Решила перечитать несколько своих старых постов и наткнулась на этот. Он мне так понравился, что я сохраню его здесь для себя.
«Любовь домохозяек и девочек-подростков» смотрел Эрвину в глаза с невыразимыми на словах ненавистью и разочарованием. Вызвать на серьезный разговор, чтобы потом, когда Кас начнет говорить прямо и без увиливаний, обвинять его в фарсе? В этом весь Розенблатт. Стоило ли рождаться ребенком, чтобы тебя таковым считали до скончания дней?читать дальше«Гадаешь, почему я не слушаю тебя? Пытаешься понять, почему я ложусь на амбразуру? – фыркнул про себя Каспар, будто бы прокурор мог прочесть его мысли. – Все очень просто. Бывают моменты, когда хочется в корне изменить свою жизнь. Мне осточертело быть клоуном на фоне Ингрид. Ос-то-чер-те-ло».
Кас боялся. Он боялся за свою репутацию, положение в обществе... жизнь. Эрвин во всем был прав. Не то время, чтобы проявлять себя. Не то место, чтобы геройствовать. Жить каждым днем в страхе, что кто-нибудь всадит тебе нож в спину – и это только за то, что случайно не назвал канцлера великим. Утрировано, но все же так и есть.
«Ты бы относился ко мне, как к равному, если бы не знал меня ребенком. Но если ты захотел себе противника – пожалуйста. Мне будет только на руку, что ты недооцениваешь меня».
- Не повышай на меня голос, - чуть успокоившись, Хаузер вновь стал говорить спокойным и ровным тоном. – У тебя всегда найдутся такие красочные аллегории, что я удивляюсь, как тебе они вообще на ум приходят? Моя передача – не игрушка. Сейчас это абсолютно неинформативное ток-шоу, не хватает только закадрового смеха. Взрыв на Потсдамской площади – это шанс изменить направленность передачи. Опять стать серьезным проектом – ты понимаешь, как для меня это важно? Нет, не понимаешь. Министерству угодно, чтобы я высмеивал оппозицию? Это не угодно мне. Я хочу говорить о политике, а не о клоунах с разукрашенными транспарантами.
«Пусть я эгоист. Пусть. Посмотри на себя, Эрвин. Кто ты? Ты в угоду папочке пытаешься сокрыть важные сведения, и кое-кто тебя за это по головке не погладит. Да, террористы только и ждут освещения происшествия, и, если они не получат его, тот, кому принадлежала идея удержать информацию, поплатится».
- Я хочу помочь тебе с...
Не успел Каспар договорить – да что уж говорить, он даже прикурить не успел! – как Эрвин сорвался с места и, схватив собеседника за грудки, протащил по столу. Казалось, лишнее слово – и Касу долго придется восстанавливать свое лицо после нанесенных побоев. Журналист благоразумно молчал, выслушивая все, что говорил ему старый приятель, хотя с каждым словом сердце молодого человека сжималось от обиды.
Страшно. Да, когда Эрвин вел себя, как хренов маньяк, становилось не на шутку жутко. Кас прикусил нижнюю губу, с достоинством терпя унизительные встряхивания.

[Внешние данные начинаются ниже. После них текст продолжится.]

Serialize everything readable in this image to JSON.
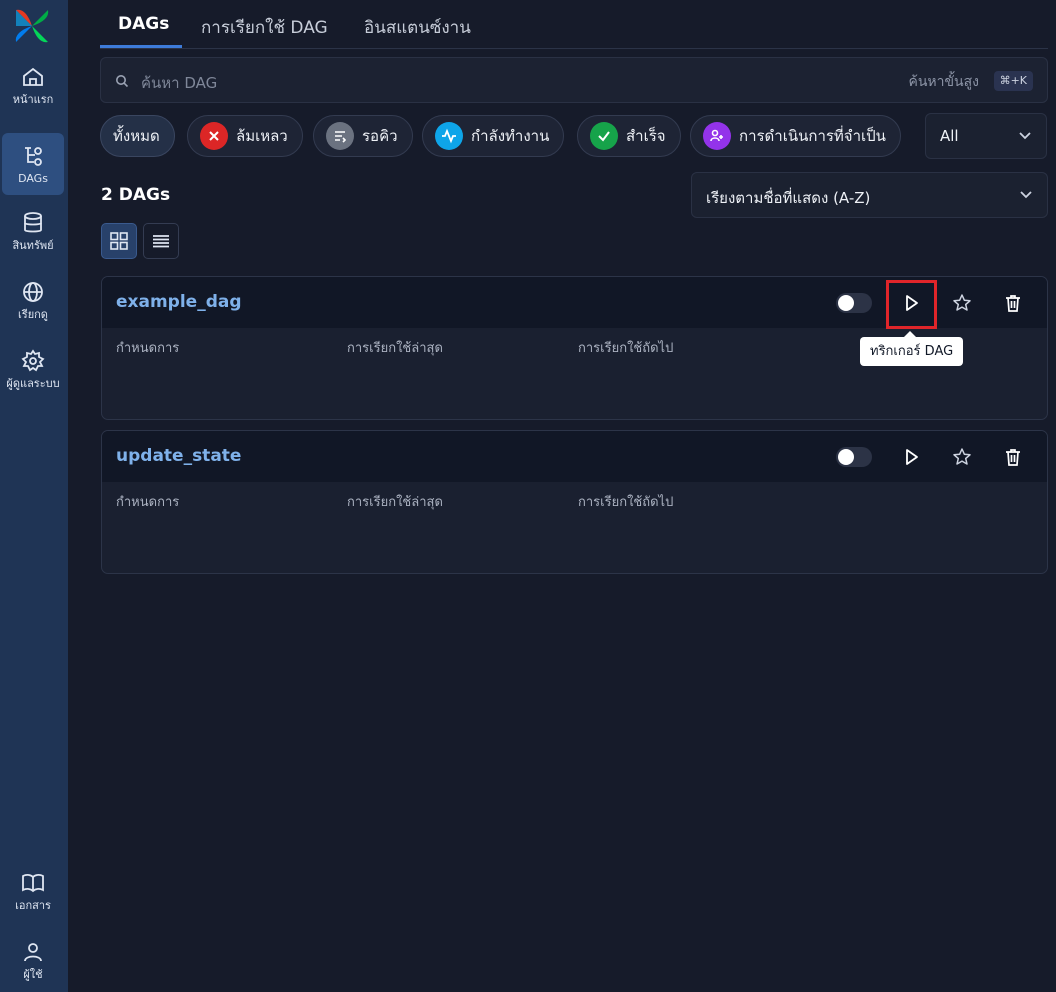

- Переоценил... – Кас не узнал собственного голоса. В горле пересохло от волнения, слова звучали сипло и приглушенно, подобно речам умирающего. – Переоценил, - повторил он, сжимая зубы и, наконец, вырываясь из рук генпрокурора. – Когда у тебя появится хоть капля уважения ко мне, позвони. Сам позвони, а не твоя идиотка-секретарша. И надеюсь, у тебя хватит ума передо мной извиниться.
Хаузер бросил на безнадежно испорченную скатерть деньги и ушел.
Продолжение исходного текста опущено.